Ter vários créditos ao mesmo tempo não significa, por si só, que esteja numa situação de sobreendividamento. Há muitas famílias com crédito habitação, crédito automóvel e cartões de crédito, por exemplo, sem dificuldades em gerir os pagamentos mensais. Ainda assim, quando o peso das prestações começa a pressionar o orçamento familiar, isso pode ser sinal de que os encargos financeiros já são demasiado elevados para o rendimento disponível.
Mas como perceber se já ultrapassou o limite? E o que fazer se for esse o caso? Neste artigo explicamos quais os principais sinais de alerta, como consultar os créditos registados em seu nome e que estratégias podem ajudá-lo a reorganizar as suas finanças pessoais.
Existe um limite para o número de créditos?
Em Portugal, não existe um número máximo de créditos por pessoa definido por lei. Isto significa que pode ter mais do que um crédito pessoal ou um crédito habitação, cartões de crédito e crédito automóvel, em simultâneo, por exemplo.

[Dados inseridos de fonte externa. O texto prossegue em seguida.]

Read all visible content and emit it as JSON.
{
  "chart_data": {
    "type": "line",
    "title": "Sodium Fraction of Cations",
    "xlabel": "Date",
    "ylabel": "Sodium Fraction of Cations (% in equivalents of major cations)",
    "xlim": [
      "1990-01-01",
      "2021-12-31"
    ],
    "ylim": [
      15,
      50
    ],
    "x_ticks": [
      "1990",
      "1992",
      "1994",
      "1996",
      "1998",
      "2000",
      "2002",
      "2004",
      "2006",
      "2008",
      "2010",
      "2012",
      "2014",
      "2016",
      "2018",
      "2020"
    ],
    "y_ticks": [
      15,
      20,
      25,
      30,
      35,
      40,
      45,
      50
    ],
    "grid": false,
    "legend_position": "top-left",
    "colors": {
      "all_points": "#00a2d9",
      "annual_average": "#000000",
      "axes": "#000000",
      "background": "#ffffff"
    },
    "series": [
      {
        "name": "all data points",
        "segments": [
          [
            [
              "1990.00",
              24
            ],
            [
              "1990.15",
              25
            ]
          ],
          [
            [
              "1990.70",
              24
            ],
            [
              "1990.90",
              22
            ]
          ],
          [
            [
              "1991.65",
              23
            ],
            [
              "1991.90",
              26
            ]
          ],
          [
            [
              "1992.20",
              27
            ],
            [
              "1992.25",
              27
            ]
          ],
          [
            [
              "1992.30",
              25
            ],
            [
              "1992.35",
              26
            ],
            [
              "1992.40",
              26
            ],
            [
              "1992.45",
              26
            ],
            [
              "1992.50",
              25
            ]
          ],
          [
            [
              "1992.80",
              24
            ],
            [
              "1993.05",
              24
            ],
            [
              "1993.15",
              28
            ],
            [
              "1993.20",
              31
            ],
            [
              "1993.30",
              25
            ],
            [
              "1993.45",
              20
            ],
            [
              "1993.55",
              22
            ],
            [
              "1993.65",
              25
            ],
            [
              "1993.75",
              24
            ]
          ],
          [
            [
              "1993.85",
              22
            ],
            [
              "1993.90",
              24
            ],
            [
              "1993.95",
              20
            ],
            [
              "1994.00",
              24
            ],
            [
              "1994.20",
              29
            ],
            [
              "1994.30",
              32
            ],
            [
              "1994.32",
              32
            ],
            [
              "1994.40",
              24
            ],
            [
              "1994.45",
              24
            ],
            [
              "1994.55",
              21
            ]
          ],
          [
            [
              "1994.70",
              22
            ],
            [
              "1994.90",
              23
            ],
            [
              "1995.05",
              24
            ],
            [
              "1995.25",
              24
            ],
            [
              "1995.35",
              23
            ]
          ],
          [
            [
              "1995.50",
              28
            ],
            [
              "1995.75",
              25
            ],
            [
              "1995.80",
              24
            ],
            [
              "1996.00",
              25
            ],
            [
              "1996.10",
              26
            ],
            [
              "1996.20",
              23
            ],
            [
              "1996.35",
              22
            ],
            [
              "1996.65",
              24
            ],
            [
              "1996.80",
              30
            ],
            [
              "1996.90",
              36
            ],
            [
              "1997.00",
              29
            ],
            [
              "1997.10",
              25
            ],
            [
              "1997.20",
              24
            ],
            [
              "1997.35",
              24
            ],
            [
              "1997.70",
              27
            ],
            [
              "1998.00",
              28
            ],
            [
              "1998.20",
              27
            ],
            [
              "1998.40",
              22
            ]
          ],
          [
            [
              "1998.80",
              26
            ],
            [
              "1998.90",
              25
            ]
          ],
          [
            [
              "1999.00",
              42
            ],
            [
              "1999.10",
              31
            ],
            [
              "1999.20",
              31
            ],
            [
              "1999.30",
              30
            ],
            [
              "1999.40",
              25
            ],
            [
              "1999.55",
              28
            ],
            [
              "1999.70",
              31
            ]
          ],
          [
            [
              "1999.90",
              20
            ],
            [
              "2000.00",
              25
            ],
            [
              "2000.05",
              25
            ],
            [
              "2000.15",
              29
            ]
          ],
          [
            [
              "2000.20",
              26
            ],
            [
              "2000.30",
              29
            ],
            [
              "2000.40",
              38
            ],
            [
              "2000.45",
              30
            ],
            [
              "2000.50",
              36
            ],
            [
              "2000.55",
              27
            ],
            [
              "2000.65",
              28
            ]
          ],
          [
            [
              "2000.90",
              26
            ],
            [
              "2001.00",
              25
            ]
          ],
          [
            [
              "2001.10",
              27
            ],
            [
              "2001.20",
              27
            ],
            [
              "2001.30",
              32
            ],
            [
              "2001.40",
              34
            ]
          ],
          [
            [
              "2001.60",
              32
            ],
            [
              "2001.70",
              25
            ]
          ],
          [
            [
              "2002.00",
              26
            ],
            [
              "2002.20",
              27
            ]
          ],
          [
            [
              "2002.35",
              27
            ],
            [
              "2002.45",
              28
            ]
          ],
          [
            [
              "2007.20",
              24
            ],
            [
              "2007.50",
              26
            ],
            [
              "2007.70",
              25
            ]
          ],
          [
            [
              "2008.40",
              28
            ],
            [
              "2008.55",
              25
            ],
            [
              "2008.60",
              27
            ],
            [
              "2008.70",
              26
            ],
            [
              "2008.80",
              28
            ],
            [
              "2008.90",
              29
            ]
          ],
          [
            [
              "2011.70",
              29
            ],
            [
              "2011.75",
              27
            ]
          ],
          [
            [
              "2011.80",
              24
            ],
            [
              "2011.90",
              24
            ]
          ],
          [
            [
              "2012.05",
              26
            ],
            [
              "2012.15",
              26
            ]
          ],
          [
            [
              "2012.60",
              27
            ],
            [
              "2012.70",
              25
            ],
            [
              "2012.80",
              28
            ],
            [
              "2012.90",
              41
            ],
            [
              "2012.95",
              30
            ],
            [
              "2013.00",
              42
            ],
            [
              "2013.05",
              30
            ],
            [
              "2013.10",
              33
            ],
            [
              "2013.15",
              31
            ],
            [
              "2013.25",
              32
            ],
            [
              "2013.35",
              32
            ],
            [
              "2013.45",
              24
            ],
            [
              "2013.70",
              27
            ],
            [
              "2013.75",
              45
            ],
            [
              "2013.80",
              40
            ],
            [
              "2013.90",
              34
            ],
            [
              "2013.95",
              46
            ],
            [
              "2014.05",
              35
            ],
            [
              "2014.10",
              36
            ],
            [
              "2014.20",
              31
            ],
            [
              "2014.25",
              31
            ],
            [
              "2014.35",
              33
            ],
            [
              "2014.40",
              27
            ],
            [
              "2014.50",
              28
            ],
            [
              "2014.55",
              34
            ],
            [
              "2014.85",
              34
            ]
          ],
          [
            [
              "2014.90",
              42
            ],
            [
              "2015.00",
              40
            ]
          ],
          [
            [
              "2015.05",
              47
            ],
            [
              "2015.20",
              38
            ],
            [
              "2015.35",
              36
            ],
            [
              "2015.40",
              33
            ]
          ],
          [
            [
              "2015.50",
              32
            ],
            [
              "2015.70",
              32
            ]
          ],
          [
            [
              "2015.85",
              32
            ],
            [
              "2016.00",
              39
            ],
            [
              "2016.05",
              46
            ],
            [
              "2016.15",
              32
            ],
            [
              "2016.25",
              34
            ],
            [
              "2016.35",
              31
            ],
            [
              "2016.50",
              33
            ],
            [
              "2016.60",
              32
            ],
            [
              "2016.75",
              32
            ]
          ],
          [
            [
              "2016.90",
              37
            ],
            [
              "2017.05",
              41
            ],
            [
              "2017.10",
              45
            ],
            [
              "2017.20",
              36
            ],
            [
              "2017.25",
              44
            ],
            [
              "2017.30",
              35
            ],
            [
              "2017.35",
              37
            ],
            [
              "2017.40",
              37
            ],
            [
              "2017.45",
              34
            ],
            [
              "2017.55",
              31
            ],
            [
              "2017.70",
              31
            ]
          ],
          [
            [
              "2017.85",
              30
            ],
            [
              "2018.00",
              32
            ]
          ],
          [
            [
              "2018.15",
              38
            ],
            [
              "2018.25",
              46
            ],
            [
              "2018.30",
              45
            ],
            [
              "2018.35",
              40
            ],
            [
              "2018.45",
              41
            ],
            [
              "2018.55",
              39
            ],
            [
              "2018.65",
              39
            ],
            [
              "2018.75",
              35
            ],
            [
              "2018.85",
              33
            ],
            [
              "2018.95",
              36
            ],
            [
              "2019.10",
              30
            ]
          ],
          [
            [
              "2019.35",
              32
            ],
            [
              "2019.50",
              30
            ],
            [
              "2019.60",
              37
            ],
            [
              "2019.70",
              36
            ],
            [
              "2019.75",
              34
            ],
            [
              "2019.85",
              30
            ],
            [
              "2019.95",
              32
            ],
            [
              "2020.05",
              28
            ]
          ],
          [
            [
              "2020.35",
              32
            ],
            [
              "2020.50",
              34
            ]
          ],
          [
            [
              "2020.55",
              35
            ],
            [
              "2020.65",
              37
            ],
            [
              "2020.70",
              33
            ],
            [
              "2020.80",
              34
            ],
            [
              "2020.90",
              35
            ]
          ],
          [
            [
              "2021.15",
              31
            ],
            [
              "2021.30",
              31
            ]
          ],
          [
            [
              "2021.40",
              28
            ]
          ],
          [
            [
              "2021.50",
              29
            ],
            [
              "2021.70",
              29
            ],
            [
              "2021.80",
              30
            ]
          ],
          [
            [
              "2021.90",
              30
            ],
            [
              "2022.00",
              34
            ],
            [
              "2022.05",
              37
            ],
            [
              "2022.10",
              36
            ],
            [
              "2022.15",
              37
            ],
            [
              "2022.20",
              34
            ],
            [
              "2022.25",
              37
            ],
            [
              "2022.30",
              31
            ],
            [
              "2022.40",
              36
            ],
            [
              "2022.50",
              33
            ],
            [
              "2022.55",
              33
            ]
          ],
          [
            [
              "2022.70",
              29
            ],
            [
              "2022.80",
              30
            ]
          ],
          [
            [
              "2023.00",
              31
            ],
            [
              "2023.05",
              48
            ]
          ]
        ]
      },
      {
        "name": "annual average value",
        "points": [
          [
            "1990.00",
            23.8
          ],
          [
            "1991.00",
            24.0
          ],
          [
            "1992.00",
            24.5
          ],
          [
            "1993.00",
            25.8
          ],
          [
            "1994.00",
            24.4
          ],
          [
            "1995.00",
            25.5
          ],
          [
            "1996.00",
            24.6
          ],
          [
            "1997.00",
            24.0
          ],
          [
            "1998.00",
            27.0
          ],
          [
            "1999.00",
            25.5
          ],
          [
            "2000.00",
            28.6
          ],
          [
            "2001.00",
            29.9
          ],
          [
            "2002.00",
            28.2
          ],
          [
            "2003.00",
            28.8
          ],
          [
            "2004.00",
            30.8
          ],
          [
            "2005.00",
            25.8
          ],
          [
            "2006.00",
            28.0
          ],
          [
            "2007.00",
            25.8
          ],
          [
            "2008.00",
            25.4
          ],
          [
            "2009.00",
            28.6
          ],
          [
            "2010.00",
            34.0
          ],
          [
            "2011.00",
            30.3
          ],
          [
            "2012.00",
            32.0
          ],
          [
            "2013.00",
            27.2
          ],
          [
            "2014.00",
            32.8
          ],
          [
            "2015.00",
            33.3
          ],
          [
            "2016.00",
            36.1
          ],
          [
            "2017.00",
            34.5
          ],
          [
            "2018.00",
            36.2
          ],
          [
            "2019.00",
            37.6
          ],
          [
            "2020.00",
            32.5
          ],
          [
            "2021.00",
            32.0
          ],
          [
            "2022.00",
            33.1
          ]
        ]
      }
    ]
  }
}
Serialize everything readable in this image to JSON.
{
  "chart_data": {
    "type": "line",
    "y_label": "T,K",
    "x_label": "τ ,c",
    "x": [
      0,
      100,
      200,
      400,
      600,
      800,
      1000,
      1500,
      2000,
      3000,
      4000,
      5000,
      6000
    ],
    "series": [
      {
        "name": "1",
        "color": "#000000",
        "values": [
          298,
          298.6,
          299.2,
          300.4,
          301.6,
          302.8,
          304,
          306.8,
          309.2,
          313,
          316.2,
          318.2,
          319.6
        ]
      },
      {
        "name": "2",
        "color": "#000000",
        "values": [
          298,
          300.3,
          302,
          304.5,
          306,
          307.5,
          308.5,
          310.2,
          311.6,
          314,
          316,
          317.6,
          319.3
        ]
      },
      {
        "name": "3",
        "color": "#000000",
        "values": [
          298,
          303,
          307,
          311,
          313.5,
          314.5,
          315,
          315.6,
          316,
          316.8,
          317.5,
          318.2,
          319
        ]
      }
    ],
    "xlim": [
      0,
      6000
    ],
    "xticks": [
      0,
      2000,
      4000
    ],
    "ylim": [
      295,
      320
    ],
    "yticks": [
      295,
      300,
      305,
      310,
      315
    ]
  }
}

Não havendo esta limitação, a aprovação de um financiamento não dependerá, à partida, do número de créditos detidos pelo mutuário. O fator decisivo para a concessão de empréstimo passará sobretudo pela sua capacidade de cumprir o contrato e pagar as prestações dentro do prazo acordado. É, precisamente, para aferir a solvabilidade dos clientes que os bancos analisam critérios como:
- Os rendimentos e encargos mensais;
- O tipo de vínculo profissional;
- A taxa de esforço;
- Outros créditos já existentes;
- Registos no Banco de Portugal.
Através destas informações, os bancos ficam a conhecer a situação financeira do cliente, avaliando, assim, o seu nível de risco.
A informação que consta no artigo não é vinculativa e não invalida a leitura integral de documentos que suportem a matéria em causa.